On the eve of the eve of the 2025 season, the SEC delivered thunderous news that will impact the sport for many seasons. After years of discussion and consideration, the university presidents voted to adopt a nine-game conference schedule beginning next fall.
The decision, announced Thursday, has sweeping ramifications for the regular season and the College Football Playoff.
Remember those stalled negotiations over the future CFP format?
The Big Ten supported a radical 16-team proposal full of automatic qualifiers while the SEC, ACC and Big 12 backed a model (dubbed 5+11) that leaned into at-large berths. The end result? Paralysis.
Well, the SEC’s schedule change could lead to a postseason breakthrough that benefits, among others, the Big 12.
Then again, the schedule change could have an adverse regular-season impact on, yes, the Big 12.
Before we plunge into the weeds, it’s worth noting that the SEC’s decision to add a ninth conference game came exactly one day after the CFP announced “enhancements to the tools that the selection committee uses to assess schedule strength and how teams perform against their schedule.”
Specifically, a new metric, record strength, has been added to the committee’s tool kit “that rewards teams defeating high-quality opponents while minimizing the penalty for losing to such a team.”
The changes were intended to mollify the SEC’s concerns that a ninth conference game wouldn’t undermine its chances with a decision-making body as subjective as the selection committee.
Now, the focus shifts to the Big Ten. To this point, commissioner Tony Petitti has refused to agree to the 5+11 model precisely because its subjective framework, with 11 at-large teams picked by the committee, favors leagues (SEC and ACC) that play only eight conference games.
In theory, the Big Ten will now relent and approve the 5+11 format preferred by Big 12 schools and commissioner Brett Yormark.
But the SEC’s schedule change will impact the regular season, as well.
As part of the decision, the SEC maintained its requirement that teams play at least one non-conference opponent from the Power Four leagues.
But a slew of SEC teams already have two non-conference dates with the ACC, Big Ten or Big 12 (or Notre Dame) scheduled in some future seasons. With the ninth league game now formalized, those teams would play 11 games against Power Four competition.
Consider Alabama, for instance.
The Crimson Tide is set to face West Virginia and Florida State in 2026, Ohio State and Oklahoma State in 2028 and Georgia Tech and Notre Dame in 2030.
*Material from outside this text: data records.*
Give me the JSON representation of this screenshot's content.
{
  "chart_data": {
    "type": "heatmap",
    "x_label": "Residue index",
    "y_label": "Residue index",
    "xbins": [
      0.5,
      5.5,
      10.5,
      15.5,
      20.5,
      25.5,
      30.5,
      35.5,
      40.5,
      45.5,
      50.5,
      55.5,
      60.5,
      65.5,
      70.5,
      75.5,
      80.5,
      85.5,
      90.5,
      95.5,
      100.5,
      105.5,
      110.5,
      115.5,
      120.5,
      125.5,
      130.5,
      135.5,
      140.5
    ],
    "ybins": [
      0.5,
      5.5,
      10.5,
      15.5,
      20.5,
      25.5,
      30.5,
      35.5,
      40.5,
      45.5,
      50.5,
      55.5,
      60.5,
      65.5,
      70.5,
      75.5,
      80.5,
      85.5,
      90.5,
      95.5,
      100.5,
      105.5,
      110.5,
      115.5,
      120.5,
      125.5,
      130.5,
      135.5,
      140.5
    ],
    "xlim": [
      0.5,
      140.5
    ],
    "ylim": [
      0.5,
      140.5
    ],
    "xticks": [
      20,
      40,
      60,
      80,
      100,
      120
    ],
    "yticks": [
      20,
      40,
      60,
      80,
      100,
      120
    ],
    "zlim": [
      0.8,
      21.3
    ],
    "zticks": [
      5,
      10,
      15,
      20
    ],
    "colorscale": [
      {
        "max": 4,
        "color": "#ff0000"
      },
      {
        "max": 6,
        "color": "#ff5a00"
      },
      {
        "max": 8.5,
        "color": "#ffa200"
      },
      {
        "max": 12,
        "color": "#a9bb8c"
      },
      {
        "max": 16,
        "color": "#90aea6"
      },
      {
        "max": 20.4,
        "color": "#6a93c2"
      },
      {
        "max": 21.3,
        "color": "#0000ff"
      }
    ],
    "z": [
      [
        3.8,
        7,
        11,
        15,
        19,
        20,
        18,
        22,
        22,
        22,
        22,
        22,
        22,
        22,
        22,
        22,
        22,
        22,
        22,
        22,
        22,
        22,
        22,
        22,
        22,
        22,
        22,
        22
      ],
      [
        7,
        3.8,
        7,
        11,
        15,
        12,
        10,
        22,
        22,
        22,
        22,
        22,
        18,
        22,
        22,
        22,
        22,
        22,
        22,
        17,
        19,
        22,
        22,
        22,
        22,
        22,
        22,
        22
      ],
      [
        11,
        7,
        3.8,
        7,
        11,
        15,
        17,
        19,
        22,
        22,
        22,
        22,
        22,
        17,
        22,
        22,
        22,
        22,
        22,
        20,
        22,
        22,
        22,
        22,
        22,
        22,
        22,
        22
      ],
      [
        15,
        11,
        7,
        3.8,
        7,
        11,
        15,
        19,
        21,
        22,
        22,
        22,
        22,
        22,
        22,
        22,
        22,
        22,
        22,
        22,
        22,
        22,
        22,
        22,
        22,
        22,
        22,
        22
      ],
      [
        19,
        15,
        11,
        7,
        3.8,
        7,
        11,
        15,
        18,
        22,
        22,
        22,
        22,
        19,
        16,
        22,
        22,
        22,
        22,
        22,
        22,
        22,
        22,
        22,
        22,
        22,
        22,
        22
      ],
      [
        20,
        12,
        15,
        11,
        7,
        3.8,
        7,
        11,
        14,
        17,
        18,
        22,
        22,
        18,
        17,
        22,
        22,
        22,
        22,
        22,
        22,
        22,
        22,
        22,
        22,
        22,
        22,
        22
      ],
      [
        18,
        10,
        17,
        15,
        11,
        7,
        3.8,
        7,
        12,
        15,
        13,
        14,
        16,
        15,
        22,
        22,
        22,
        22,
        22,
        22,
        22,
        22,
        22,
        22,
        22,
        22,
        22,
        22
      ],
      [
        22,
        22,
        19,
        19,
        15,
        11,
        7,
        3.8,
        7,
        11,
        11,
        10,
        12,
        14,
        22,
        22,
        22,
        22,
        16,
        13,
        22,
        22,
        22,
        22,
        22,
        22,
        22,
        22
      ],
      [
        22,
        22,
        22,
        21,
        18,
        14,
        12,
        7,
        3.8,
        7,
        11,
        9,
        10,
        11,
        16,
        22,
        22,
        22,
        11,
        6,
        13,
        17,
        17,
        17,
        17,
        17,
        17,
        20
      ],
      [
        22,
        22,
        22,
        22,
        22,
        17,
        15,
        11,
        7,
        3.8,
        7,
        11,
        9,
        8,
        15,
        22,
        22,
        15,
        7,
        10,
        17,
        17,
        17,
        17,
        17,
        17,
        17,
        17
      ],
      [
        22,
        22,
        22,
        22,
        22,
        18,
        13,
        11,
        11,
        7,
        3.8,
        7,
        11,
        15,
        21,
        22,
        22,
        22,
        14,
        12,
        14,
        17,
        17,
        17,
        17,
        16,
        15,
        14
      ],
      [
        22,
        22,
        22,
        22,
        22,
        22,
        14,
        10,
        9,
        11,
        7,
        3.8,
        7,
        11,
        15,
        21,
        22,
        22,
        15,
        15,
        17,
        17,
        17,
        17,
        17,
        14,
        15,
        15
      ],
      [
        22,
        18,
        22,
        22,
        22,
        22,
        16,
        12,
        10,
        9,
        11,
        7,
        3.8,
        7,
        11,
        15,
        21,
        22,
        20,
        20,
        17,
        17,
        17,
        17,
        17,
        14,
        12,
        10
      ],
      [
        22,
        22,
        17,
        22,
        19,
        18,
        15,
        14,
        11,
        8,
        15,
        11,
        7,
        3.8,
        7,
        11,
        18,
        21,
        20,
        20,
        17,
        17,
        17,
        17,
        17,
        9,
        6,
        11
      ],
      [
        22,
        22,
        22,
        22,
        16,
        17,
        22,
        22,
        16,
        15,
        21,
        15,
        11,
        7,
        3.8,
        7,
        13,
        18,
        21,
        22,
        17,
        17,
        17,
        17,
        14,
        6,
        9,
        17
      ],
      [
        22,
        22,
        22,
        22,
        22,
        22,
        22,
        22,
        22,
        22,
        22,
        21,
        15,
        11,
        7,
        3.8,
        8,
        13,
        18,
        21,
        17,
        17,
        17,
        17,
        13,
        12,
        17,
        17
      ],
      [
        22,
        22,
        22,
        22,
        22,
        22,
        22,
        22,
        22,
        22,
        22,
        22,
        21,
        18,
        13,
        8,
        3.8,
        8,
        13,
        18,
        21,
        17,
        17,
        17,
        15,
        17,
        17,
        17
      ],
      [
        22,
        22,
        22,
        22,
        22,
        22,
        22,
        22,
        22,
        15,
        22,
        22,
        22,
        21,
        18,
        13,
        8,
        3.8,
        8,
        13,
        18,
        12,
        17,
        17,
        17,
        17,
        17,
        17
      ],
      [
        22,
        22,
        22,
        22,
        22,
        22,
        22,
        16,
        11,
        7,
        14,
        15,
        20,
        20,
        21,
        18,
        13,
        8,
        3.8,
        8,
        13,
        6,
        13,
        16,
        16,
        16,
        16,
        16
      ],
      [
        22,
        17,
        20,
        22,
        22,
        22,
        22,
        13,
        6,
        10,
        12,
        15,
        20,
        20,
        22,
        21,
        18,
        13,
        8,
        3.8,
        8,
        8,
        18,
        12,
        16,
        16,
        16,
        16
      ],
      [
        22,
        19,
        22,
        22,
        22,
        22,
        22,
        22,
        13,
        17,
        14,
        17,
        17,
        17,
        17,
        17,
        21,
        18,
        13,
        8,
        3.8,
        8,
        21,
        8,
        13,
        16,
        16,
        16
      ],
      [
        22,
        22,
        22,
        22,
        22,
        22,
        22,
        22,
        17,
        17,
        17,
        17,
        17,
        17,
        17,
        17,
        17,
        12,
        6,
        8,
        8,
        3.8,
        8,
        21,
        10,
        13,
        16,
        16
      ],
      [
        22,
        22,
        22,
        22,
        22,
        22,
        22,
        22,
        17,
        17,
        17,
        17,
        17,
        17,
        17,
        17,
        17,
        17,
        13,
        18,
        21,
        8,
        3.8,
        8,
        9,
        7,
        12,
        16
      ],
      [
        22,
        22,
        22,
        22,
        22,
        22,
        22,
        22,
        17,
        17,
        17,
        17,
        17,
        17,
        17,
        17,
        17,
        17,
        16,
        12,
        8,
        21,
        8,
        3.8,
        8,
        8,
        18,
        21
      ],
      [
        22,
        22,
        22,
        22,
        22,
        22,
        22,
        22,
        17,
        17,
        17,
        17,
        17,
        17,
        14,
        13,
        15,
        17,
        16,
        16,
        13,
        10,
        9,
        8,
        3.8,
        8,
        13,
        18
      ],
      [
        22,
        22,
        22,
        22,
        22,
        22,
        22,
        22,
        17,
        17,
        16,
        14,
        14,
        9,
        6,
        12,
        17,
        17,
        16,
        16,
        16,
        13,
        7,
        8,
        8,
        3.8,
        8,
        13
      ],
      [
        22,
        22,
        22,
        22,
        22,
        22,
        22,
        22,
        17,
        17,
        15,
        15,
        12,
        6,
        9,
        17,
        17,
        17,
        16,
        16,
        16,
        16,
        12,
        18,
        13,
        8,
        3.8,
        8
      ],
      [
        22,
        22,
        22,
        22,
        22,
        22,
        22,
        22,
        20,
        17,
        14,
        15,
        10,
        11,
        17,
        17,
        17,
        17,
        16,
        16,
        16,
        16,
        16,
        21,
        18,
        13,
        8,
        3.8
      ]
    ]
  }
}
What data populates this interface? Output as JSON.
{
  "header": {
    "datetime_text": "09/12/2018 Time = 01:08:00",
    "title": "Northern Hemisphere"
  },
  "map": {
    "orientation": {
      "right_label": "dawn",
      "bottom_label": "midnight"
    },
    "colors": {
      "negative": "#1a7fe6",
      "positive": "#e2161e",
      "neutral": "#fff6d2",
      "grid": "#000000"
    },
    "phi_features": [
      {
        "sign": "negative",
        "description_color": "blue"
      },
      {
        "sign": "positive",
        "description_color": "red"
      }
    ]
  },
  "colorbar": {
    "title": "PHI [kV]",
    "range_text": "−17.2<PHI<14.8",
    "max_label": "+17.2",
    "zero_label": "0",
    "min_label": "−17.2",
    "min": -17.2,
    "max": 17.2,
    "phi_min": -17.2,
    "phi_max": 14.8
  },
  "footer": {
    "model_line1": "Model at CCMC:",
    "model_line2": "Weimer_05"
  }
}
With nine SEC games each year, the Tide’s schedule jumps from difficult to daunting.
“The implementation of a nine-game Southeastern Conference football schedule illustrates our league’s commitment to evolving with the changing landscape and creating even more high-profile matchups,” Alabama athletic director Greg Byrne wrote Thursday on the social media platform X. “This is a win for our program, student-athletes, fans and all of college football.”
And then Byrne added:
“With the addition of a ninth SEC game, we will evaluate our future non-conference schedules.”
The Crimson Tide isn’t alone.
Georgia, Florida, LSU, Missouri and South Carolina all have upcoming seasons in which they face two teams from the ACC, Big 12 and Big Ten, according to FBschedules.com, which tracks non-conference games.
From here, it appears numerous SEC home-and-home series with Big 12 schools could be in jeopardy.
Why? For starters, many of the SEC matchups against ACC foes are rivalry games (Georgia vs. Georgia Tech, Florida vs. Florida State, etc.) that are unlikely to be canceled.
Also, there are dates with Big Ten opponents (or Notre Dame) that have too much brand and media value to end up in the trash heap.
That leaves the Big 12, where, Arizona, Arizona State, Colorado, Oklahoma State, West Virginia, UCF, SMU and Kansas could see dates with SEC teams canceled.
Then again, the risk to future home-and-home series isn’t a surprise.
“If the SEC goes to nine,” ASU athletic director Graham Rossini told the Hotline in early July, “my hunch is they’ll want out of our games. We’re taking a wait-and-see approach.”
With clarity on their conference schedule, SEC schools could move quickly to make the necessary changes.
If the Big 12 loses games with the SEC, and the ticket-selling opportunities that come with them, the schools could turn to conferences like the Pac-12, Mountain West and American to backfill their schedules. (This is particularly true if the ACC also adds a ninth conference game, as expected.)
All in all, it’s another example of the sport’s elevated interconnectedness, with 100 schools at the whim of the 34 that make up the SEC and Big Ten.
Everyone else is left to hope for the best.